Datenspionage durch die NSA: Durften die das?

Datenspionage durch die NSA

Durften die das?

War das Ausspähen deutscher Bürger durch den amerikanischen Geheimdienst NSA illegal? Und wenn ja, wer könnte etwas dagegen tun? Eine entscheidende Frage dabei ist: Wusste die Bundesregierung von alldem tatsächlich nichts?

Von Friederike Ott, tagesschau.de

Als Anfang Juli bekannt wurde, dass der US-Geheimdienst NSA mutmaßlich auch in Deutschland Telefon- und Internetdaten massiv überwacht, schien die Überraschung darüber im Kanzleramt groß. "Abhören von Freunden, das ist inakzeptabel. Das geht gar nicht", ließ die Kanzlerin ihren Regierungssprecher mitteilen.

Erst rüffelte sie medienwirksam US-Präsident Barack Obama, dann schickte sie eilig ihren Innenminister in die Vereinigten Staaten, der sich heute mit Vertretern von Regierung und Geheimdiensten trifft, um, zumindest offiziell, verwundert über die Spähvorwürfe zu sprechen. Angela Merkel selbst will von dem Abhörprogramm erst aus den Medien erfahren haben. Wusste sie wirklich nichts, wie sie behauptet?

Sollte Angela Merkel die Wahrheit sagen, dann wäre eine Spionage durch die NSA ganz klar illegal, denn Geheimdienstarbeit ist eine hoheitliche Tätigkeit. Ein Land darf die Bürger eines anderen Landes nicht ohne Erlaubnis überwachen. Haben die Amerikaner es dennoch getan, dann wäre das eine Verletzung der völkerrechtlich geschützten Souveränität.

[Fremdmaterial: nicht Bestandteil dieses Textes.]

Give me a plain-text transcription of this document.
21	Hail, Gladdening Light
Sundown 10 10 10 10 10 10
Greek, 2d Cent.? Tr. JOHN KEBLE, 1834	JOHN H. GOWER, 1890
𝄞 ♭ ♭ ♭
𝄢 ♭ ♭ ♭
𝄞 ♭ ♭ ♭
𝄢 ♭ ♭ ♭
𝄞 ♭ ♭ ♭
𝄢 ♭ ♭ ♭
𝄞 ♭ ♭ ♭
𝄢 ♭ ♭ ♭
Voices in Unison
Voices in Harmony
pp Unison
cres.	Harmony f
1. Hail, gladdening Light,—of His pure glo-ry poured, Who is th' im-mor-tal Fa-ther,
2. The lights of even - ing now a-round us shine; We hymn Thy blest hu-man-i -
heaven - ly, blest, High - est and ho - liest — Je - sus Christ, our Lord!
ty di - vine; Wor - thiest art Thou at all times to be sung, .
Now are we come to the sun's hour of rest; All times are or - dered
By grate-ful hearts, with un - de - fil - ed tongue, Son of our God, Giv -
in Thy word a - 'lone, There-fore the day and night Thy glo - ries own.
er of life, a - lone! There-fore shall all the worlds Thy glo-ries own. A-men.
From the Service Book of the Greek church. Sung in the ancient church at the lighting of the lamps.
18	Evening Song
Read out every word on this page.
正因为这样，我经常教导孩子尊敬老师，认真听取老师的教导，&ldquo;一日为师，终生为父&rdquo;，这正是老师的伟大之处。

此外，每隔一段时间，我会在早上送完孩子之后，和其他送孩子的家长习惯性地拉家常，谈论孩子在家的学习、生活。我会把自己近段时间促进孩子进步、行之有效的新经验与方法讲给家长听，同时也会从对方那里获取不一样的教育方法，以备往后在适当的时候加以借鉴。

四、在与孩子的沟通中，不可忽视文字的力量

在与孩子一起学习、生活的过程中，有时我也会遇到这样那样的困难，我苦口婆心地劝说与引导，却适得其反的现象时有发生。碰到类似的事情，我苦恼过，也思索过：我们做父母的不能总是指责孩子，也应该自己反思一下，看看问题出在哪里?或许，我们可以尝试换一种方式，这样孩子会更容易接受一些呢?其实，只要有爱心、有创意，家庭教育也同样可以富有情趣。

Deutschland könnte ein Ermittlungsverfahren einleiten. Es könnte eine Beschwerde beim UN-Menschenrechtsausschuss einreichen. Die Bundesregierung könnte dem mächtigen Freund verbieten, auf deutschem Boden Daten abzuschöpfen. In jedem Fall wäre die Bundesregierung dazu verpflichtet, die Vorwürfe mit den USA zu klären. Aber legt man sich mit einem mächtigen Freund an?

"Ich rechne nicht damit, dass die Bundesregierung viel Energie in die Aufklärung stecken wird", sagt Verfassungsrechtler Ingolf Pernice von der Humboldt-Universität in Berlin. Und auch Daniel-Erasmus Khan, Völkerrechtler an der Universität der Bundeswehr in München, zweifelt daran, dass man die amerikanischen Geheimdienste wirklich von deutschem Boden verbannen möchte. "Wahrscheinlich haben auch die deutschen Geheimdienste Vorteile davon, Daten zu erhalten, die durch die NSA wohl zumindest in einer rechtlichen Grauzone erlangt worden sind", sagt er.

Bundesregierung könnte von der Überwachung gewusst haben

Tatsächlich gibt es Hinweise darauf, dass die Bundesregierung von der mutmaßlich umfassenden Überwachung durch die NSA gewusst haben könnte. Der Freiburger Historiker Josef Foschepoth hat drei Jahre lang die Post- und Telefonüberwachung der alten Bundesrepublik erforscht und darüber ein Buch geschrieben.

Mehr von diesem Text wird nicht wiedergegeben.